Um ponto central é a adoção de estruturas formais de coordenação de crise. Nos EUA, por exemplo, é comum o uso do Incident Command System (ICS), que cria uma cadeia de comando clara e integra concessionária, defesa civil, polícia, bombeiros, trânsito e prefeituras em um único “centro de operações”. Isso reduz atrasos por dependência de terceiros: a limpeza de vias, remoção de árvores, bloqueios, rotas de acesso. Liberação de áreas e comunicação pública passam a seguir um plano único, com prioridades definidas (hospitais, água/esgoto, telecom, corredores de mobilidade, abrigos e subestações). Em paralelo, muitas distribuidoras mantêm planos de tempestade com gatilhos objetivos: nível de vento/chuva, densidade de chamadas, falhas por alimentador, que antecipam mobilização e acionamento de fornecedores e órgãos parceiros.
Outro pilar é a assistência mútua e a preparação logística. Em mercados maduros, distribuidoras firmam acordos para receber rapidamente equipes de outras regiões e pré-posicionam materiais críticos (postes, cabos, transformadores, chaves, religadores) em “áreas preparadas” próximas aos pontos vulneráveis. Isso encurta o tempo entre o evento e o início efetivo dos reparos. Também é comum a integração de gestão de tráfego: rotas dedicadas para equipes, credenciais de acesso emergencial, liberação rápida de estacionamento em locais críticos e protocolos para remoção de veículos que bloqueiam a operação.

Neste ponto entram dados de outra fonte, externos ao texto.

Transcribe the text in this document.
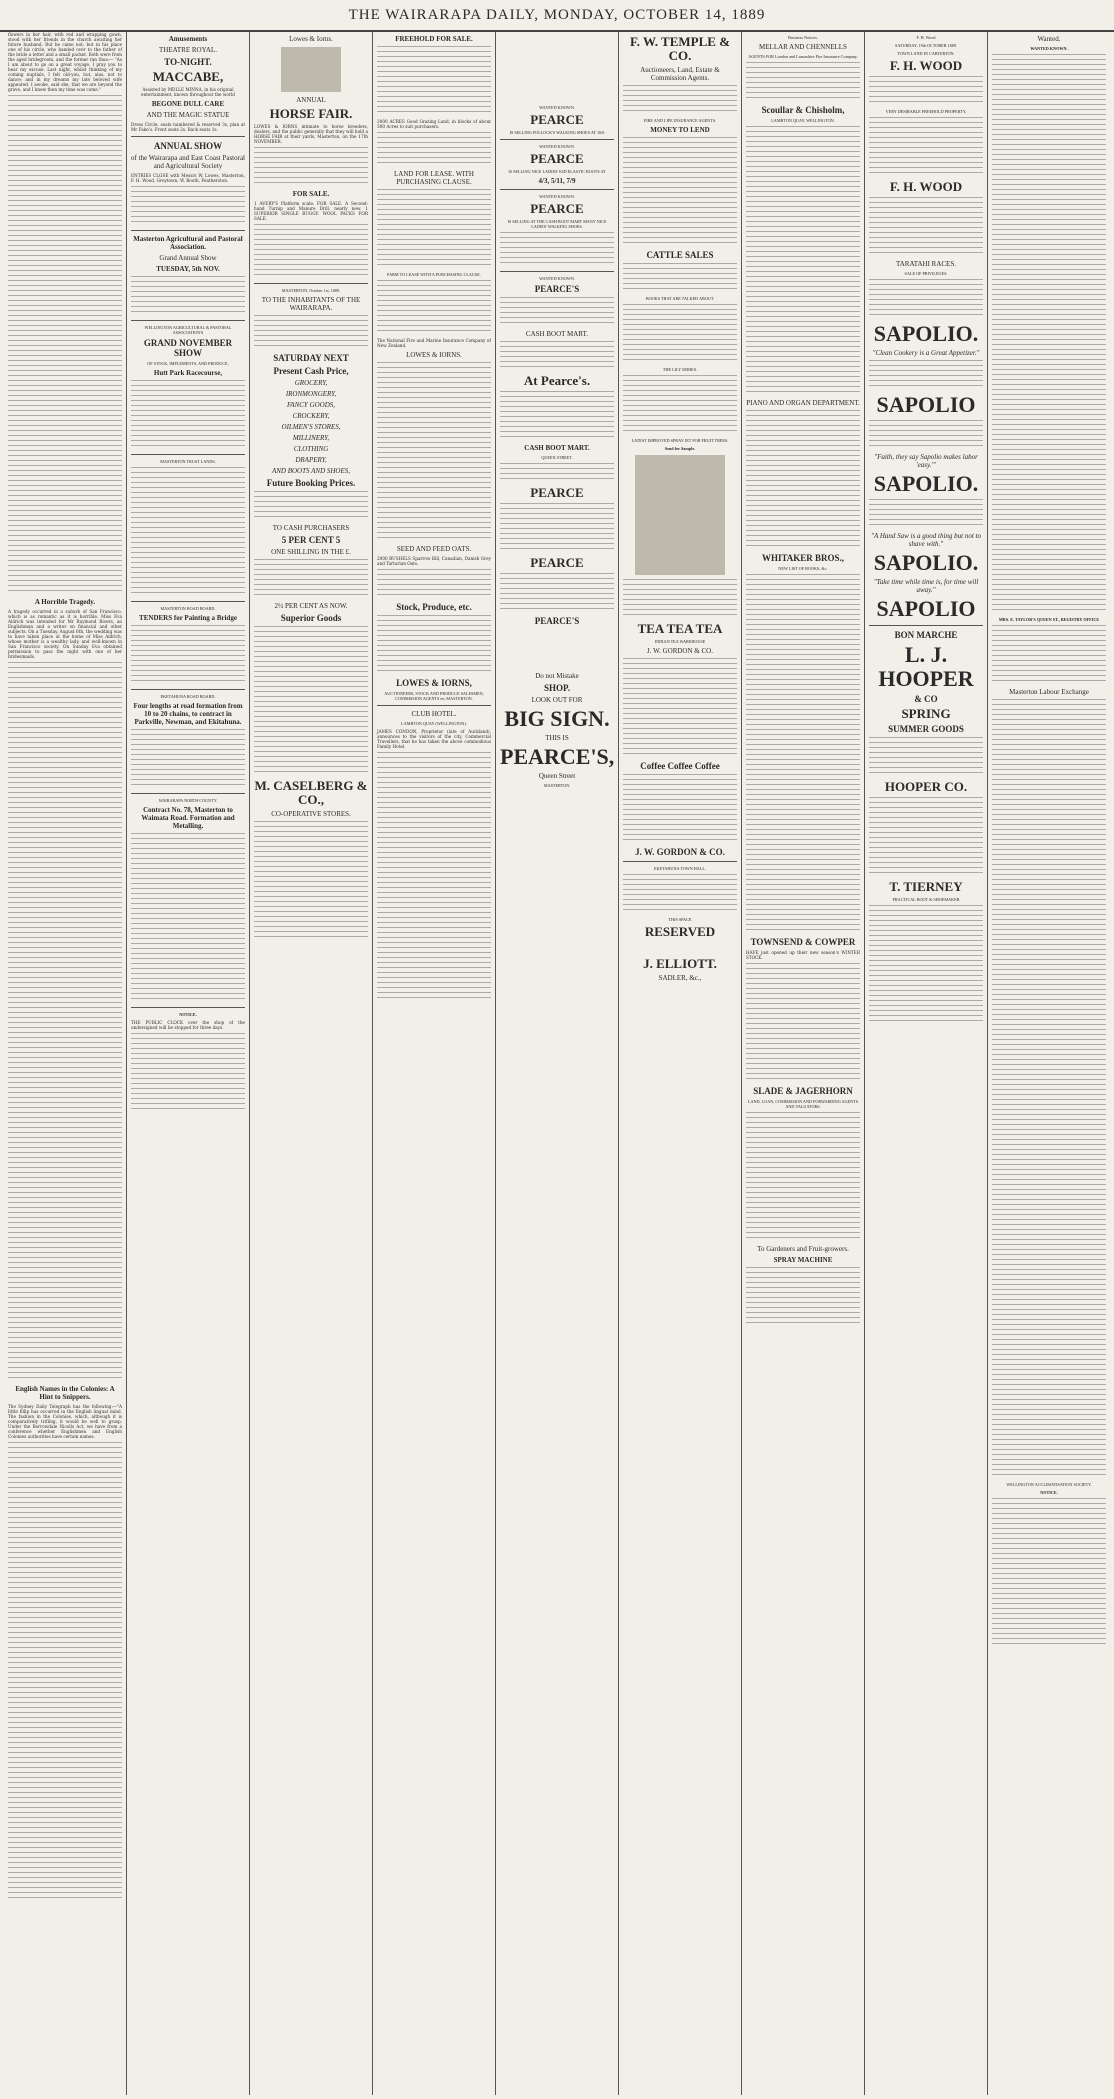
THE WAIRARAPA DAILY, MONDAY, OCTOBER 14, 1889

flowers in her hair, with red and wrapping gown, stood with her friends in the church awaiting her future husband. But he came not; but in his place one of his circle, who handed over to the father of the bride a letter and a small packet. Both were from the aged bridegroom, and the former ran thus:— "As I am about to go on a great voyage, I pray you to hear my excuse. Last night, whilst thinking of my coming nuptials, I felt old-you, but, alas, not to dance; and in my dreams my late beloved wife appeared. I awoke, said she, that we are beyond the grave, and I knew then my time was come."

A Horrible Tragedy.

A tragedy occurred in a suburb of San Francisco, which is as romantic as it is horrible. Miss Eva Aldrich was intended for Mr Raymond Rivers, an Englishman and a writer on financial and other subjects. On a Tuesday, August 6th, the wedding was to have taken place at the home of Miss Aldrich, whose mother is a wealthy lady, and well-known in San Francisco society. On Sunday Eva obtained permission to pass the night with one of her bridesmaids.

English Names in the Colonies: A Hint to Snippers.

The Sydney Daily Telegraph has the following:—"A little fillip has occurred in the English lingual mind. The fashion in the Colonies, which, although it is comparatively trifling, it would be well to grasp. Under the Borrowdale Nicolls Act, we have from a conference whether Englishmen and English Colonies authorities have certain names.

Amusements
THEATRE ROYAL.
TO-NIGHT.
MACCABE,

Assisted by MDLLE MINNA, in his original entertainment, known throughout the world

BEGONE DULL CARE
AND THE MAGIC STATUE

Dress Circle, seats numbered & reserved 3s, plan at Mr Fake's. Front seats 2s. Back seats 1s.

ANNUAL SHOW
of the Wairarapa and East Coast Pastoral and Agricultural Society

ENTRIES CLOSE with Messrs W. Lowes, Masterton, F. H. Wood, Greytown, W. Booth, Featherston.

Masterton Agricultural and Pastoral Association.
Grand Annual Show
TUESDAY, 5th NOV.
WELLINGTON AGRICULTURAL & PASTORAL ASSOCIATION'S
GRAND NOVEMBER SHOW
OF STOCK, IMPLEMENTS, AND PRODUCE,
Hutt Park Racecourse,
MASTERTON TRUST LANDS.
MASTERTON ROAD BOARD.
TENDERS for Painting a Bridge
EKETAHUNA ROAD BOARD.
Four lengths at road formation from 10 to 20 chains, to contract in Parkville, Newman, and Ekitahuna.
WAIRARAPA NORTH COUNTY.
Contract No. 78, Masterton to Waimata Road. Formation and Metalling.
NOTICE.

THE PUBLIC CLOCK over the shop of the undersigned will be stopped for three days.

Lowes & Iorns.
ANNUAL
HORSE FAIR.

LOWES & IORNS intimate to horse breeders, dealers, and the public generally that they will hold a HORSE FAIR at their yards, Masterton, on the 17th NOVEMBER.

FOR SALE.

1 AVERY'S Platform scale. FOR SALE. A Second-hand Turnip and Manure Drill, nearly new. 1 SUPERIOR SINGLE BUGGY. WOOL PACKS FOR SALE.

MASTERTON, October 1st, 1889.
TO THE INHABITANTS OF THE WAIRARAPA.
SATURDAY NEXT
Present Cash Price,
GROCERY,
IRONMONGERY,
FANCY GOODS,
CROCKERY,
OILMEN'S STORES,
MILLINERY,
CLOTHING
DRAPERY,
AND BOOTS AND SHOES,
Future Booking Prices.
TO CASH PURCHASERS
5 PER CENT 5
ONE SHILLING IN THE £.
2½ PER CENT AS NOW.
Superior Goods
M. CASELBERG & CO.,
CO-OPERATIVE STORES.
FREEHOLD FOR SALE.

2000 ACRES Good Grazing Land, in blocks of about 500 Acres to suit purchasers.

LAND FOR LEASE. WITH PURCHASING CLAUSE.
FARM TO LEASE WITH A PURCHASING CLAUSE.

The National Fire and Marine Insurance Company of New Zealand.

LOWES & IORNS.
SEED AND FEED OATS.

2000 BUSHELS Sparrow Bill, Canadian, Danish Grey and Tartarian Oats.

Stock, Produce, etc.
LOWES & IORNS,
AUCTIONEERS, STOCK AND PRODUCE SALESMEN, COMMISSION AGENTS etc MASTERTON.
CLUB HOTEL.
LAMBTON QUAY (WELLINGTON).

JAMES CONDON, Proprietor (late of Auckland), announces to the visitors of the city, Commercial Travellers, that he has taken the above commodious Family Hotel.

WANTED KNOWN.
PEARCE
IS SELLING FOLLOCK'S WALKING SHOES AT 10/6
WANTED KNOWN.
PEARCE
IS SELLING NICE LADIES' KID ELASTIC BOOTS AT
4/3, 5/11, 7/9
WANTED KNOWN.
PEARCE
IS SELLING AT THE CASH BOOT MART MANY NICE LADIES' WALKING SHOES.
WANTED KNOWN.
PEARCE'S
CASH BOOT MART.
At Pearce's.
CASH BOOT MART.
QUEEN STREET.
PEARCE
PEARCE
PEARCE'S
Do not Mistake
SHOP.
LOOK OUT FOR
BIG SIGN.
THIS IS
PEARCE'S,
Queen Street
MASTERTON.
F. W. TEMPLE & CO.
Auctioneers, Land, Estate & Commission Agents.
FIRE AND LIFE INSURANCE AGENTS.
MONEY TO LEND
CATTLE SALES
BOOKS THAT ARE TALKED ABOUT.
THE LILY SERIES.
LATEST IMPROVED SPRAY JET FOR FRUIT TREES.
Send for Sample.
TEA TEA TEA
INDIAN TEA WAREHOUSE
J. W. GORDON & CO.
Coffee Coffee Coffee
J. W. GORDON & CO.
EKETAHUNA TOWN HALL.
THIS SPACE
RESERVED
J. ELLIOTT.
SADLER, &c.,
Business Notices.
MELLAR AND CHENNELLS
AGENTS FOR London and Lancashire Fire Insurance Company.
Scoullar & Chisholm,
LAMBTON QUAY, WELLINGTON.
PIANO AND ORGAN DEPARTMENT.
WHITAKER BROS.,
NEW LIST OF BOOKS, &c.
TOWNSEND & COWPER

HAVE just opened up their new season's WINTER STOCK.

SLADE & JAGERHORN
LAND, LOAN, COMMISSION AND FORWARDING AGENTS AND VALUATORS.
To Gardeners and Fruit-growers.
SPRAY MACHINE
F. H. Wood
SATURDAY, 19th OCTOBER 1889.
TOWN LAND IN CARTERTON.
F. H. WOOD
VERY DESIRABLE FREEHOLD PROPERTY,
F. H. WOOD
TARATAHI RACES.
SALE OF PRIVILEGES.
SAPOLIO.
"Clean Cookery is a Great Appetizer."
SAPOLIO
"Faith, they say Sapolio makes labor 'easy.'"
SAPOLIO.
"A Hand Saw is a good thing but not to shave with."
SAPOLIO.
"Take time while time is, for time will away."
SAPOLIO
BON MARCHE
L. J. HOOPER
& CO
SPRING
SUMMER GOODS
HOOPER CO.
T. TIERNEY
PRACTICAL BOOT & SHOEMAKER
Wanted.
WANTED KNOWN.
MRS. E. TAYLOR'S QUEEN ST., REGISTRY OFFICE
Masterton Labour Exchange
WELLINGTON ACCLIMATISATION SOCIETY.
NOTICE.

Na frente preventiva, a prática internacional converge para programas robustos de manejo da vegetação e gestão de faixa de servidão, com ciclos regulares de inspeção e poda, critérios técnicos por espécie e distância, e monitoramento dos locai onde quedas de árvores são recorrentes. Em alguns mercados, a regulação reforça isso por metas de desempenho e auditorias. Além disso, há uma estratégia seletiva de reforços das redes em vez de enterrar os cabos (caro e lento). Prioriza-se o enterramento ou reforço em trechos críticos como alimentadores de hospitais, centros de operação, áreas com histórico de queda de árvores, com o uso de postes mais resistentes, cabos protegidos, espaçadores, cruzetas reforçadas, aumento de seccionamento e automação para reduzir o número de clientes afetados por cada falha.

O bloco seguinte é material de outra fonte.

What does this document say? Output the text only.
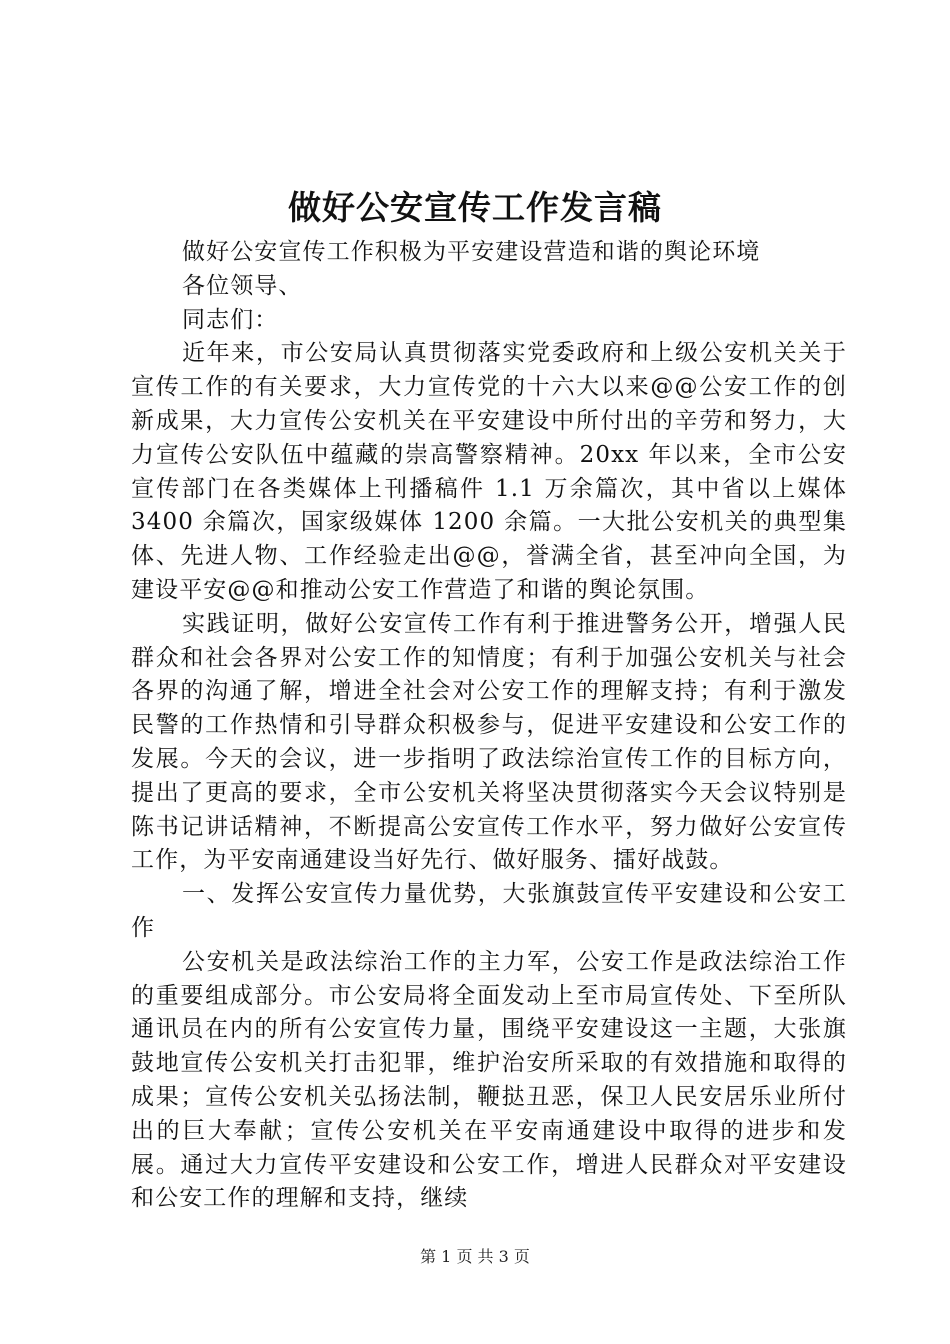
做好公安宣传工作发言稿

做好公安宣传工作积极为平安建设营造和谐的舆论环境

各位领导、

同志们：

近年来，市公安局认真贯彻落实党委政府和上级公安机关关于宣传工作的有关要求，大力宣传党的十六大以来@@公安工作的创新成果，大力宣传公安机关在平安建设中所付出的辛劳和努力，大力宣传公安队伍中蕴藏的崇高警察精神。20xx 年以来，全市公安宣传部门在各类媒体上刊播稿件 1.1 万余篇次，其中省以上媒体 3400 余篇次，国家级媒体 1200 余篇。一大批公安机关的典型集体、先进人物、工作经验走出@@，誉满全省，甚至冲向全国，为建设平安@@和推动公安工作营造了和谐的舆论氛围。

实践证明，做好公安宣传工作有利于推进警务公开，增强人民群众和社会各界对公安工作的知情度；有利于加强公安机关与社会各界的沟通了解，增进全社会对公安工作的理解支持；有利于激发民警的工作热情和引导群众积极参与，促进平安建设和公安工作的发展。今天的会议，进一步指明了政法综治宣传工作的目标方向，提出了更高的要求，全市公安机关将坚决贯彻落实今天会议特别是陈书记讲话精神，不断提高公安宣传工作水平，努力做好公安宣传工作，为平安南通建设当好先行、做好服务、擂好战鼓。

一、发挥公安宣传力量优势，大张旗鼓宣传平安建设和公安工作

公安机关是政法综治工作的主力军，公安工作是政法综治工作的重要组成部分。市公安局将全面发动上至市局宣传处、下至所队通讯员在内的所有公安宣传力量，围绕平安建设这一主题，大张旗鼓地宣传公安机关打击犯罪，维护治安所采取的有效措施和取得的成果；宣传公安机关弘扬法制，鞭挞丑恶，保卫人民安居乐业所付出的巨大奉献；宣传公安机关在平安南通建设中取得的进步和发展。通过大力宣传平安建设和公安工作，增进人民群众对平安建设和公安工作的理解和支持，继续

第 1 页 共 3 页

A modernização tecnológica tem papel decisivo na redução do tempo de recomposição. Muitos mercados adotaram integração entre OMS (Outage Management System), SCADA, sensores, telemetria e medição inteligente para localizar falhas com mais precisão e operar manobras remotas, com isolamento e recomposição parcial sem deslocamento físico imediato. Complementam isso com georreferenciamento de ativos, despacho otimizado por roteirização, drones e inspeção aérea pós-evento, além de painéis em tempo real para priorização de serviços essenciais e comunicação com autoridades.

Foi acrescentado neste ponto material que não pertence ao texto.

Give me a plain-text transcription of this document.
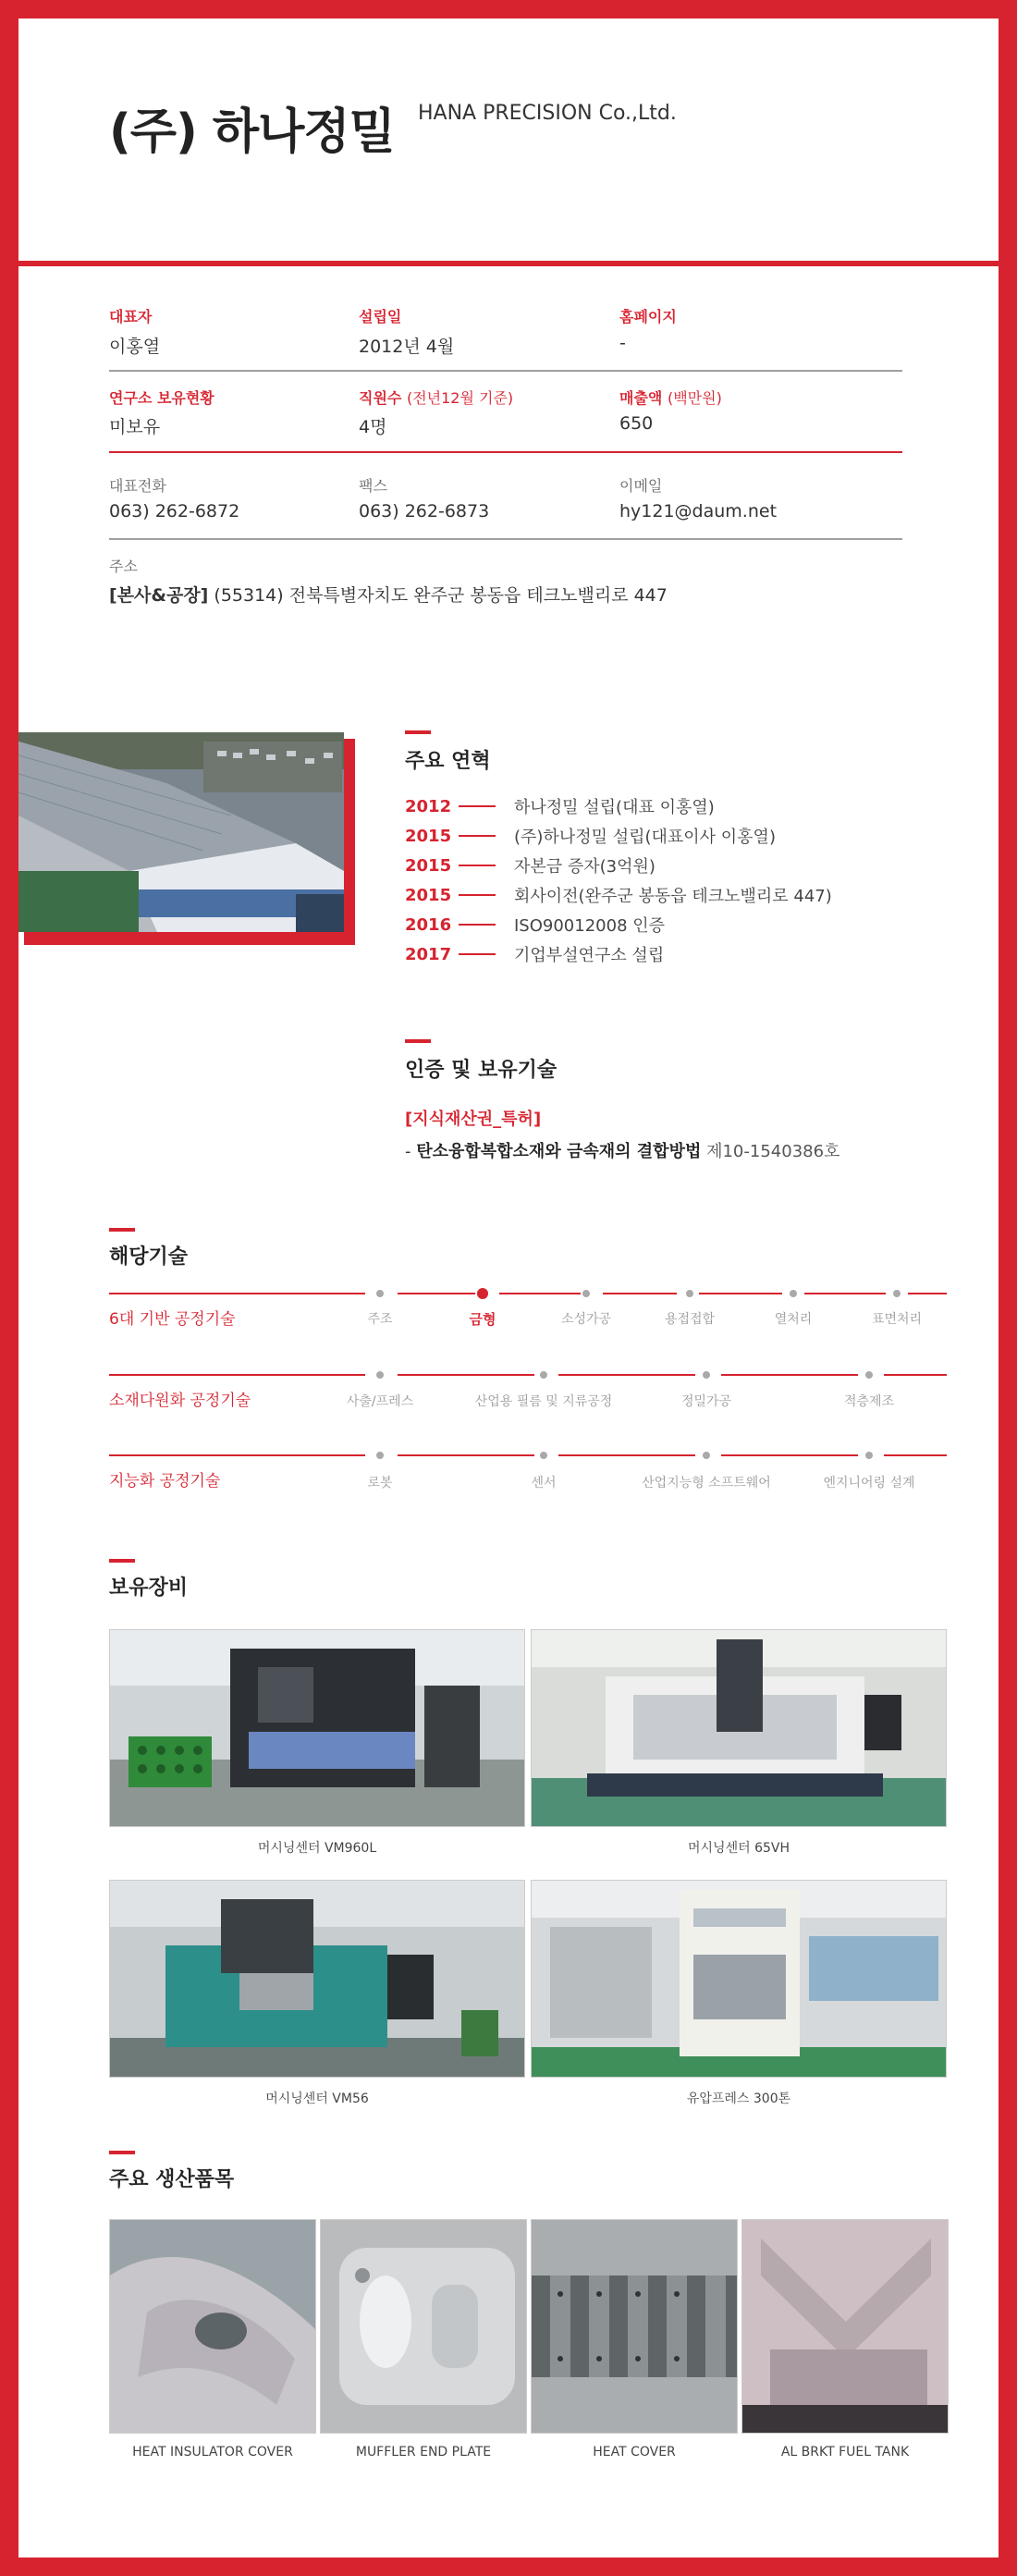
(주) 하나정밀 HANA PRECISION Co.,Ltd.
대표자
이홍열
설립일
2012년 4월
홈페이지
-
연구소 보유현황
미보유
직원수 (전년12월 기준)
4명
매출액 (백만원)
650
대표전화
063) 262-6872
팩스
063) 262-6873
이메일
hy121@daum.net
주소
[본사&공장] (55314) 전북특별자치도 완주군 봉동읍 테크노밸리로 447
주요 연혁
2012	하나정밀 설립(대표 이홍열)
2015	(주)하나정밀 설립(대표이사 이홍열)
2015	자본금 증자(3억원)
2015	회사이전(완주군 봉동읍 테크노밸리로 447)
2016	ISO90012008 인증
2017	기업부설연구소 설립
인증 및 보유기술
[지식재산권_특허]
- 탄소융합복합소재와 금속재의 결합방법 제10-1540386호
해당기술
6대 기반 공정기술	주조	금형	소성가공	용접접합	열처리	표면처리
소재다원화 공정기술	사출/프레스	산업용 필름 및 지류공정	정밀가공	적층제조
지능화 공정기술	로봇	센서	산업지능형 소프트웨어	엔지니어링 설계
보유장비
머시닝센터 VM960L	머시닝센터 65VH
머시닝센터 VM56	유압프레스 300톤
주요 생산품목
HEAT INSULATOR COVER	MUFFLER END PLATE	HEAT COVER	AL BRKT FUEL TANK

Na esfera regulatória, a experiência internacional normalmente combina incentivos de qualidade com reconhecimento prudente de custos extraordinários. Ou seja, o regulador cobra desempenho (duração de interrupções longas, reincidência por circuito), aplica penalidades quando há falhas de gestão e manutenção, mas também define regras para eventos severos e para recuperação de custos emergenciais mediante auditoria e comprovação. Isso incentiva preparação e evita a lógica de “reagir sempre”, que costuma ser mais cara para o consumidor.
A principal lição é que a redução do impacto ao consumidor depende menos de tratar o temporal como exceção e mais de estruturar um modelo permanente de resiliência urbana: coordenação formal com municípios e órgãos de emergência, acesso garantido para equipes, gestão de vegetação com governança clara, reforço seletivo de rede, automação para reduzir abrangência das falhas e transparência regulatória sobre metas, desempenho e custos. É esse conjunto, e não uma única medida, que, em geral, separa sistemas que “colapsam operacionalmente” após eventos comuns do clima tropical daqueles que conseguem recompor com previsibilidade e menor dano social.